The TRUSt study was the first randomized controlled trial evaluating the effectiveness of TPS in patients undergoing surgery with an increased risk of developing CPSP and took place in a tertiary hospital in Amsterdam [20••]. A total of 176 participants were randomized into either standard care (n = 84) or TPS (n = 92) care. Unlike earlier studies, the primary outcome was the difference in quality of recovery on day 3 after surgery measured by the QoR-15 score. Secondary outcomes included intergroup differences in opioid consumption postoperatively. The study investigators found that there was no significant difference regarding the quality of recovery on day 3 following surgery. The median [IQR} reduction in total morphine milligram equivalents for standard care was 0[− 56,0] at 3 and 0[− 60,7.5] at 6 months, and TPS care was − 30[− 60,0] at 3 and − 29.3[− 65.6,0] at 6 months, respectively. Furthermore, the physical improvement was shown with lower rates of patients developing a new functional impairment in the TPS group compared to the standard care group (9.8% TPS vs. 16.7% standard care) [20••]. Subjectively, 81% of the staff in the TRUSt study found the TPS to be an advancement in patient care with 88% suggesting the program be continued [59].
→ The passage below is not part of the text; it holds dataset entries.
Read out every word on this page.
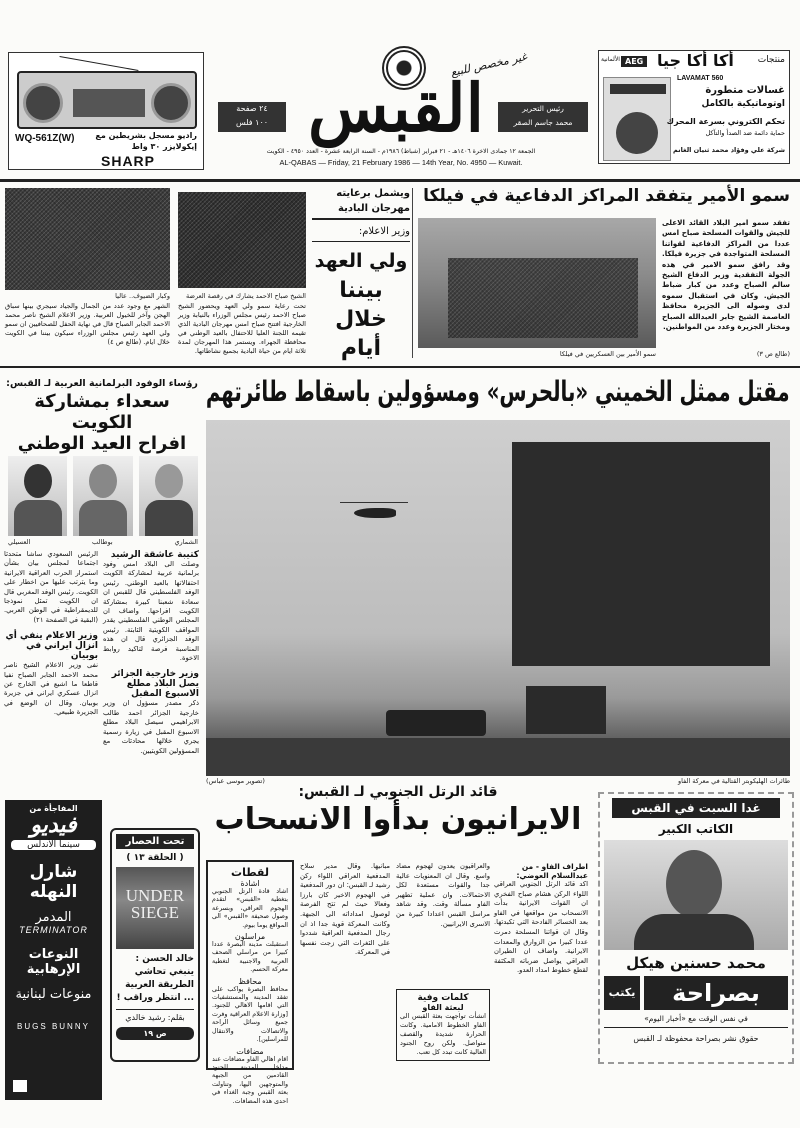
WQ-561Z(W)	راديو مسجل بشريطين مع
إيكولايزر ٣٠ واط
SHARP
٢٤ صفحة
١٠٠ فلس القبس
غير مخصص للبيع
رئيس التحرير
محمد جاسم الصقر
الجمعة ١٢ جمادى الاخرة ١٤٠٦هـ - ٢١ فبراير (شباط) ١٩٨٦م - السنة الرابعة عشرة - العدد ٤٩٥٠ - الكويت
AL-QABAS — Friday, 21 February 1986 — 14th Year, No. 4950 — Kuwait.
AEG
الألمانية أكا أكا جيا	منتجات
LAVAMAT 560
غسالات متطورة
اوتوماتيكية بالكامل
تحكم الكتروني بسرعة المحرك
حماية دائمة ضد الصدأ والتآكل
شركة علي وفؤاد محمد ثنيان الغانم
وكبار الضيوف.. عاليا	الشيخ صباح الاحمد يشارك في رقصة العرضة
الشهر مع وجود عدد من الجمال والجياد سيجري بينها سباق الهجن وآخر للخيول العربية. وزير الاعلام الشيخ ناصر محمد الاحمد الجابر الصباح قال في نهاية الحفل للصحافيين ان سمو ولي العهد رئيس مجلس الوزراء سيكون بيننا في الكويت خلال ايام. (طالع ص ٤)
تحت رعاية سمو ولي العهد ويحضور الشيخ صباح الاحمد رئيس مجلس الوزراء بالنيابة وزير الخارجية افتتح صباح امس مهرجان البادية الذي تقيمه اللجنة العليا للاحتفال بالعيد الوطني في محافظة الجهراء. ويستمر هذا المهرجان لمدة ثلاثة ايام من حياة البادية بجميع نشاطاتها.
ويشمل برعايته
مهرجان البادية
وزير الاعلام:
ولي العهد
بيننا
خلال
أيام
سمو الأمير يتفقد المراكز الدفاعية في فيلكا
سمو الأمير بين العسكريين في فيلكا
تفقد سمو امير البلاد القائد الاعلى للجيش والقوات المسلحة صباح امس عددا من المراكز الدفاعية لقواتنا المسلحة المتواجدة في جزيرة فيلكا. وقد رافق سمو الامير في هذه الجولة التفقدية وزير الدفاع الشيخ سالم الصباح وعدد من كبار ضباط الجيش. وكان في استقبال سموه لدى وصوله الى الجزيرة محافظ العاصمة الشيخ جابر العبدالله الصباح ومختار الجزيرة وعدد من المواطنين.
(طالع ص ٣)
مقتل ممثل الخميني «بالحرس» ومسؤولين باسقاط طائرتهم
(تصوير موسى عباس)	طائرات الهليكوبتر القتالية في معركة الفاو
رؤساء الوفود البرلمانية العربية لـ القبس:
سعداء بمشاركة الكويت
افراح العيد الوطني
الشماري
بوطالب
العسيلي
كتيبة عاشقة الرشيد
وصلت الى البلاد امس وفود برلمانية عربية لمشاركة الكويت احتفالاتها بالعيد الوطني. رئيس الوفد الفلسطيني قال للقبس ان سعادة شعبنا كبيرة بمشاركة الكويت افراحها. واضاف ان المجلس الوطني الفلسطيني يقدر المواقف الكويتية الثابتة. رئيس الوفد الجزائري قال ان هذه المناسبة فرصة لتاكيد روابط الاخوة.
وزير خارجية الجزائر يصل البلاد مطلع الاسبوع المقبل
ذكر مصدر مسؤول ان وزير خارجية الجزائر احمد طالب الابراهيمي سيصل البلاد مطلع الاسبوع المقبل في زيارة رسمية يجري خلالها محادثات مع المسؤولين الكويتيين.
الرئيس السعودي ساشا متحدثا اجتماعا لمجلس بيان بشأن استمرار الحرب العراقية الايرانية وما يترتب عليها من اخطار على الكويت. رئيس الوفد المغربي قال ان الكويت تمثل نموذجا للديمقراطية في الوطن العربي. (البقية في الصفحة ٢١)
وزير الاعلام ينفي أي انزال ايراني في بوبيان
نفى وزير الاعلام الشيخ ناصر محمد الاحمد الجابر الصباح نفيا قاطعا ما اشيع في الخارج عن انزال عسكري ايراني في جزيرة بوبيان. وقال ان الوضع في الجزيرة طبيعي.
المفاجأة من
فيديو
سينما الأندلس
شارل النهله
المدمر
TERMINATOR
النوعات الإرهابية
منوعات لبنانية
BUGS BUNNY
تحت الحصار
( الحلقة ١٣ )
UNDER
SIEGE
خالد الحسن : ينبغي تحاشي الطريقة العربية ... انتظر وراقب !
بقلم: رشيد خالدي
ص ١٩
قائد الرتل الجنوبي لـ القبس:
الايرانيون بدأوا الانسحاب
لقطات
اشادة
اشاد قادة الرتل الجنوبي بتغطية «القبس» لتقدم الهجوم العراقي، وبسرعة وصول صحيفة «القبس» الى المواقع يوما بيوم.
مراسلون
استقبلت مدينة البصرة عددا كبيرا من مراسلي الصحف العربية والاجنبية لتغطية معركة الحسم.
محافظ
محافظ البصرة يواكب على تفقد المدينة والمستشفيات التي اقامها الاهالي للجنود. [وزارة الاعلام العراقية وفرت جميع وسائل الراحة والاتصالات والانتقال للمراسلين].
مضافات
اقام اهالي الفاو مضافات عند مداخل المدينة للجنود القادمين من الجبهة والمتوجهين اليها، وتناولت بعثة القبس وجبة الغداء في احدى هذه المضافات.
مبانيها. وقال مدير سلاح المدفعية العراقي اللواء ركن رشيد لـ القبس: ان دور المدفعية في الهجوم الاخير كان بارزا وفعالا حيث لم تتح الفرصة لوصول امداداته الى الجبهة. وكانت المعركة قوية جدا اذ ان رجال المدفعية العراقية شددوا على الثغرات التي زجت نفسها في المعركة.
والعراقيون يعدون لهجوم مضاد واسع. وقال ان المعنويات عالية جدا والقوات مستعدة لكل الاحتمالات. وان عملية تطهير الفاو مسألة وقت. وقد شاهد مراسل القبس اعدادا كبيرة من الاسرى الايرانيين.
كلمات وفية
لبعثة الفاو
انشأت تواجهت بعثة القبس الى الفاو الخطوط الامامية. وكانت الحرارة شديدة والقصف متواصل. ولكن روح الجنود العالية كانت تبدد كل تعب.
اطراف الفاو - من عبدالسلام العوضي:
اكد قائد الرتل الجنوبي العراقي اللواء الركن هشام صباح الفخري ان القوات الايرانية بدأت الانسحاب من مواقعها في الفاو بعد الخسائر الفادحة التي تكبدتها. وقال ان قواتنا المسلحة دمرت عددا كبيرا من الزوارق والمعدات الايرانية. واضاف ان الطيران العراقي يواصل ضرباته المكثفة لقطع خطوط امداد العدو.
غدا السبت في القبس
الكاتب الكبير
محمد حسنين هيكل
بصراحة
يكتب
في نفس الوقت مع «أخبار اليوم»
حقوق نشر بصراحة محفوظة لـ القبس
Current Lacunae in TPS and Further Direction for TPS-Related Research

While the results of TPS and its impact on postoperative opioid appear promising, there do exist several lacunae in the practice of TPS in its current form. Furthermore, these deficiencies could have an implication in interpreting the true benefits of TPS. In Table 1, we have outlined some of these problems and attempted to provide potential solutions as a roadmap for improving the impact of TPS on CPSP.

Table 1 Current problems with TPS and potential solutions for the future
Full size table

Conclusion

CPSP continues to represent a significant problem for patients and healthcare delivery systems. Positioned as a key perioperative interdisciplinary link, a robust TPS could help identify “at-risk” patients and provide targeted evidence-based interventions to prevent the transition of poorly controlled acute postoperative pain to CPSP. Studies have shown that patients who have received TPS care have significant reductions in their postoperative long-term opioid use with better rates of opioid weaning and discontinuation. Functional outcomes, pain severity, and pain interference also appear to be improved. Further adequately powered randomized control trials are needed to look into the potential benefits of TPS beyond a mere reduction in postoperative opioids. The potential impact of TPS in improving patient-reported outcomes and long-term functional outcomes needs to be further explored.